Web接客での“失敗あるある”はリアル店舗と同じ
MZ:旅行や保険というと、まさにリアル店舗で資料をもらっていたような業種ですね。そうした分野で、Web上で適切に接客したい意向が高まっていると。
北洞:そうですね。リアル店舗だと、やはり店員さんの臨機応変な問いかけや積極的なアプローチで興味喚起したり、お得な情報を提供したりもできますが、Webにただ情報を載せているだけだとユーザー自身が必要な情報を探さないといけないので、ユーザーにとっての機会損失も発生しやすいです。それに、自分で調べるのは疲れてしまう部分もあるので、離脱も多くなります。なので、そういったときの道案内になり得る機能は確実に必要になってくると思います。
MZ:その一方で、たとえばポップアップが出すぎるとうるさく感じるなど、逆効果になるケースもありますか?
北洞:はい、効果が出ない要因のひとつは「出しすぎ」ですね。たとえば、来訪した瞬間にクーポンを出すのはクーポンの認知としては正しくても、リアル店舗で考えると、欲しいものがあるのかもまだわからないのに入口の手前で割引券を配るような状態です。

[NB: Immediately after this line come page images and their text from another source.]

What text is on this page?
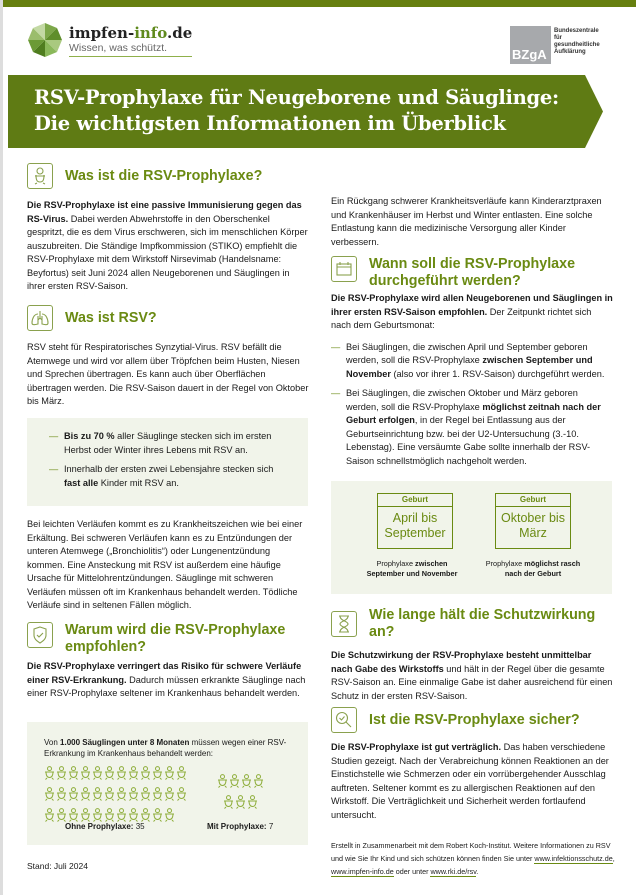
impfen-info.de
Wissen, was schützt.	BZgA
Bundeszentrale
für
gesundheitliche
Aufklärung
RSV-Prophylaxe für Neugeborene und Säuglinge:
Die wichtigsten Informationen im Überblick
Was ist die RSV-Prophylaxe?

Die RSV-Prophylaxe ist eine passive Immunisierung gegen das RS-Virus. Dabei werden Abwehrstoffe in den Oberschenkel gespritzt, die es dem Virus erschweren, sich im menschlichen Körper auszubreiten. Die Ständige Impfkommission (STIKO) empfiehlt die RSV-Prophylaxe mit dem Wirkstoff Nirsevimab (Handelsname: Beyfortus) seit Juni 2024 allen Neugeborenen und Säuglingen in ihrer ersten RSV-Saison.

Was ist RSV?

RSV steht für Respiratorisches Synzytial-Virus. RSV befällt die Atemwege und wird vor allem über Tröpfchen beim Husten, Niesen und Sprechen übertragen. Es kann auch über Oberflächen übertragen werden. Die RSV-Saison dauert in der Regel von Oktober bis März.

— Bis zu 70 % aller Säuglinge stecken sich im ersten Herbst oder Winter ihres Lebens mit RSV an.
— Innerhalb der ersten zwei Lebensjahre stecken sich fast alle Kinder mit RSV an.

Bei leichten Verläufen kommt es zu Krankheitszeichen wie bei einer Erkältung. Bei schweren Verläufen kann es zu Entzündungen der unteren Atemwege („Bronchiolitis“) oder Lungenentzündung kommen. Eine Ansteckung mit RSV ist außerdem eine häufige Ursache für Mittelohrentzündungen. Säuglinge mit schweren Verläufen müssen oft im Krankenhaus behandelt werden. Tödliche Verläufe sind in seltenen Fällen möglich.

Warum wird die RSV-Prophylaxe empfohlen?

Die RSV-Prophylaxe verringert das Risiko für schwere Verläufe einer RSV-Erkrankung. Dadurch müssen erkrankte Säuglinge nach einer RSV-Prophylaxe seltener im Krankenhaus behandelt werden.

Von 1.000 Säuglingen unter 8 Monaten müssen wegen einer RSV-Erkrankung im Krankenhaus behandelt werden:
Ohne Prophylaxe: 35	Mit Prophylaxe: 7
Stand: Juli 2024

Ein Rückgang schwerer Krankheitsverläufe kann Kinderarztpraxen und Krankenhäuser im Herbst und Winter entlasten. Eine solche Entlastung kann die medizinische Versorgung aller Kinder verbessern.

Wann soll die RSV-Prophylaxe durchgeführt werden?

Die RSV-Prophylaxe wird allen Neugeborenen und Säuglingen in ihrer ersten RSV-Saison empfohlen. Der Zeitpunkt richtet sich nach dem Geburtsmonat:

— Bei Säuglingen, die zwischen April und September geboren werden, soll die RSV-Prophylaxe zwischen September und November (also vor ihrer 1. RSV-Saison) durchgeführt werden.
— Bei Säuglingen, die zwischen Oktober und März geboren werden, soll die RSV-Prophylaxe möglichst zeitnah nach der Geburt erfolgen, in der Regel bei Entlassung aus der Geburtseinrichtung bzw. bei der U2-Untersuchung (3.-10. Lebenstag). Eine versäumte Gabe sollte innerhalb der RSV-Saison schnellstmöglich nachgeholt werden.
Geburt
April bis September
Prophylaxe zwischen September und November
Geburt
Oktober bis März
Prophylaxe möglichst rasch nach der Geburt
Wie lange hält die Schutzwirkung an?

Die Schutzwirkung der RSV-Prophylaxe besteht unmittelbar nach Gabe des Wirkstoffs und hält in der Regel über die gesamte RSV-Saison an. Eine einmalige Gabe ist daher ausreichend für einen Schutz in der ersten RSV-Saison.

Ist die RSV-Prophylaxe sicher?

Die RSV-Prophylaxe ist gut verträglich. Das haben verschiedene Studien gezeigt. Nach der Verabreichung können Reaktionen an der Einstichstelle wie Schmerzen oder ein vorrübergehender Ausschlag auftreten. Seltener kommt es zu allergischen Reaktionen auf den Wirkstoff. Die Verträglichkeit und Sicherheit werden fortlaufend untersucht.

Erstellt in Zusammenarbeit mit dem Robert Koch-Institut. Weitere Informationen zu RSV und wie Sie Ihr Kind und sich schützen können finden Sie unter www.infektionsschutz.de, www.impfen-info.de oder unter www.rki.de/rsv.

それよりも、店内に入ってしばらく見ている方、購買を迷っていそうな方に渡すほうが喜ばれますよね。
逆に、接客のタイミングを絞り込みすぎて、ほとんどWeb接客が働かないこともあります。すると効果が実感できず、自社に合わないといった誤解につながってしまうので、最初は前述のように「来訪して少し回遊した人」「滞在時間が長めの人」にある程度のボリュームで提示できるように設定し、その効果を踏まえて徐々に細かなセグメントに分けるほうが効果を最大化しやすいとアドバイスさせていただいています。
LTV向上を見据えたシナリオ設計に注目
MZ:ecコンシェルの場合、シナリオ設計もサポートを得られるのですか?
北洞:事例数が多いので効果が上がった他社さんのケースを紹介したり、個別に相談することも多いです。顧客体験の向上という点ではリアル店舗と同じなので、基本的に「リアル店舗ならこういうことをして差し上げたい」と思うことをシナリオ化してWebに実装すると、うまくいくことが多いですね。また最近では単発のコンバージョンではなく、LTV向上を目指したシナリオにも注目が高まっているので、その部分の知見も蓄積している最中です。
MZ:最後に、Web接客ツールをビジネス成果に結びつけるために大切な点と、ecコンシェルの今後の展望をうかがえますか?
北洞:やはり、マーケティングツールは運用してPDCAを回すことで成果が高まっていくので、導入後をよく想定し、またトライアルでもいろいろな機能を試して検討することが大事です。ツールの機能に加えて、ツール提供社のノウハウやサポート体制はもちろん、担当者との相性も意外と継続性を左右すると思います。
ecコンシェルとしては、冒頭でも触れましたがNTTドコモとしてコミュニケーションを円滑にする考えが根底にあるので、Web接客だけでなく、リアル店舗との連携も視野に入れて総合的に顧客体験を向上するご支援をしていきたいですね。